Longmont staff presented the 2026 transportation capital program at the Sept. 16 council study session, highlighting projects intended to improve multimodal connectivity and safety while addressing aging assets. Engineering and transportation staff told council the 2026 program emphasizes three priorities: safety, multimodal access and asset management.
Key projects discussed: the Kaufman Street extension and First & Main transit station area, a public–private project that includes a transit hub and parking garage and is on a 2027 construction timeline; the Boston Avenue to Price Road connection (planned for 2026), which staff said will include a new at-grade railroad crossing compliant with regulatory requirements and a traffic signal to serve future bus rapid transit; and railroad quiet-zone packages that would allow trains to pass through certain crossings without sounding horns once safety upgrades are complete. Staff also described the regular asphalt pavement management program and neighborhood-scale safety improvements.
Alden Jenkins, senior civil engineer, said the Boston-Price link “will be the primary access route for the future bus rapid transit that's going to be coming into Longmont in early 2028” and that staff hoped to put the project out to bid late in the year.
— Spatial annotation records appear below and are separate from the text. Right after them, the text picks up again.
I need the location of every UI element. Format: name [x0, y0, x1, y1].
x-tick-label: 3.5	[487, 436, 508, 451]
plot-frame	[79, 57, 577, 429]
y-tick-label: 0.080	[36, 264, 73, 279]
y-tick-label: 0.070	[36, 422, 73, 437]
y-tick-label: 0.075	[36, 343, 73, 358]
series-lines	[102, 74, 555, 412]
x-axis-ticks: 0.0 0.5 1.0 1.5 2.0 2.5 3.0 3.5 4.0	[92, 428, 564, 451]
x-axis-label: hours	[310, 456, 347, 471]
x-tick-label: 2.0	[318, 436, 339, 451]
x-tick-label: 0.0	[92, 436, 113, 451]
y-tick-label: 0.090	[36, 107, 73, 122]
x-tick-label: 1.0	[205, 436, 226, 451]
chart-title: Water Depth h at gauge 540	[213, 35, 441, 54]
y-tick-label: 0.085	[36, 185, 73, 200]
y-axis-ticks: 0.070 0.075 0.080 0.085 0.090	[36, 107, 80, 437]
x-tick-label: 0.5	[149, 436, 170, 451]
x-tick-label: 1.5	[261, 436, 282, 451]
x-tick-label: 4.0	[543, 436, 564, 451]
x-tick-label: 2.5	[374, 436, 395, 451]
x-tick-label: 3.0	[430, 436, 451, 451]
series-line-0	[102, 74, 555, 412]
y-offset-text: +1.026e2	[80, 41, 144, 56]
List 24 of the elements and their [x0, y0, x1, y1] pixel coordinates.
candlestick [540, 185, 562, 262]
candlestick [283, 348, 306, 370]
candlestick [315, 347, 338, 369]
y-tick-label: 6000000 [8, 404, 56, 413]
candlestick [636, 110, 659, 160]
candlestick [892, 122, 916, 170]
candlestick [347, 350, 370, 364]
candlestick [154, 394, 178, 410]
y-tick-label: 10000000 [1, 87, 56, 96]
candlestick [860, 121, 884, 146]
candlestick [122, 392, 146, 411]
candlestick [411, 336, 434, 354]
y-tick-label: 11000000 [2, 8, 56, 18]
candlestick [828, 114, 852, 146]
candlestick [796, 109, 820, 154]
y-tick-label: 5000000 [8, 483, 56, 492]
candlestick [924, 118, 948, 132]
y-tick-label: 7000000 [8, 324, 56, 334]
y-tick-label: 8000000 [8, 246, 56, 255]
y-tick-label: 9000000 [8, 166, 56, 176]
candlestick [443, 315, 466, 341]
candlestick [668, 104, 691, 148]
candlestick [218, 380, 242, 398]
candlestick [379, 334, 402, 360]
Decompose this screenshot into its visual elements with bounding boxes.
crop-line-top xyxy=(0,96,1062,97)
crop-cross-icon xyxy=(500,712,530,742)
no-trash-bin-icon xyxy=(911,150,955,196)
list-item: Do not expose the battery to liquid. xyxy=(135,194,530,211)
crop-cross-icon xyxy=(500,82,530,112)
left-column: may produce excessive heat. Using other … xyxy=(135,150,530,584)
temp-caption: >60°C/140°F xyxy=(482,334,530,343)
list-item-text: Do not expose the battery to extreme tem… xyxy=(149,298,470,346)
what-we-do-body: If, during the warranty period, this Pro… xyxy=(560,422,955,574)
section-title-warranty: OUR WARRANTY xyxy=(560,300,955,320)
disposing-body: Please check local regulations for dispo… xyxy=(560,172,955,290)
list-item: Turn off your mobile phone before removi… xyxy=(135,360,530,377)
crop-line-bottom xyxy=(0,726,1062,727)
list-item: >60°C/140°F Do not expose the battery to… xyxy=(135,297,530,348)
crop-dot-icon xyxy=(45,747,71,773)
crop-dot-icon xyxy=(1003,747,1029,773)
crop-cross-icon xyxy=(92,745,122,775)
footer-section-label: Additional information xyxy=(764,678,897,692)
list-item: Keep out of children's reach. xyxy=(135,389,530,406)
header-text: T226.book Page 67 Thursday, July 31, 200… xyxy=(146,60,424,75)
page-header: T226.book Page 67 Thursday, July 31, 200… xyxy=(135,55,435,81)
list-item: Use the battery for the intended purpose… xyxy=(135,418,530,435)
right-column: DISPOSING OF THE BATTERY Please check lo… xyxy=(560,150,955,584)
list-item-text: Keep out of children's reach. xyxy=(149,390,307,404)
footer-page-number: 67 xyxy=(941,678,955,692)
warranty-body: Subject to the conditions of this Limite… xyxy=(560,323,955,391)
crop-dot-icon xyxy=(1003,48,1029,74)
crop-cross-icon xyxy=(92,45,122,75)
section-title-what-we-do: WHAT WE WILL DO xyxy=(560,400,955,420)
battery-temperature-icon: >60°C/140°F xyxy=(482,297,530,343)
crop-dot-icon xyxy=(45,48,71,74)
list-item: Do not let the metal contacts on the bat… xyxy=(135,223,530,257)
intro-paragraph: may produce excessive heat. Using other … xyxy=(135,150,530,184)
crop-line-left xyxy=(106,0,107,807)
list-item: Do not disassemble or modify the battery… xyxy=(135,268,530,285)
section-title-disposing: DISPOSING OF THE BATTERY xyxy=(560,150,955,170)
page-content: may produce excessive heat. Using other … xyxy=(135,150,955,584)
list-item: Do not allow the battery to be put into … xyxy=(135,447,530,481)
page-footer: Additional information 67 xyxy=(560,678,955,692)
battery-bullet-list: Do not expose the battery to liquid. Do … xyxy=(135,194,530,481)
Staff presented a 2026 construction timeline for several projects, including portions of Kaufman and the Pace Street improvements from Ninth to Seventeenth Avenue.
Why this matters: Transportation CIP choices shape how people walk, bike, drive and take transit in Longmont and affect nearby neighborhoods during construction. Projects linked to bus rapid transit and a transit hub are intended to support regional transit service.
What to watch for next: Design completion, property acquisition milestones and bid packages; staff indicated construction timing for several projects in 2026 and 2027 and showed the quiet-zone packages staged across multiple years.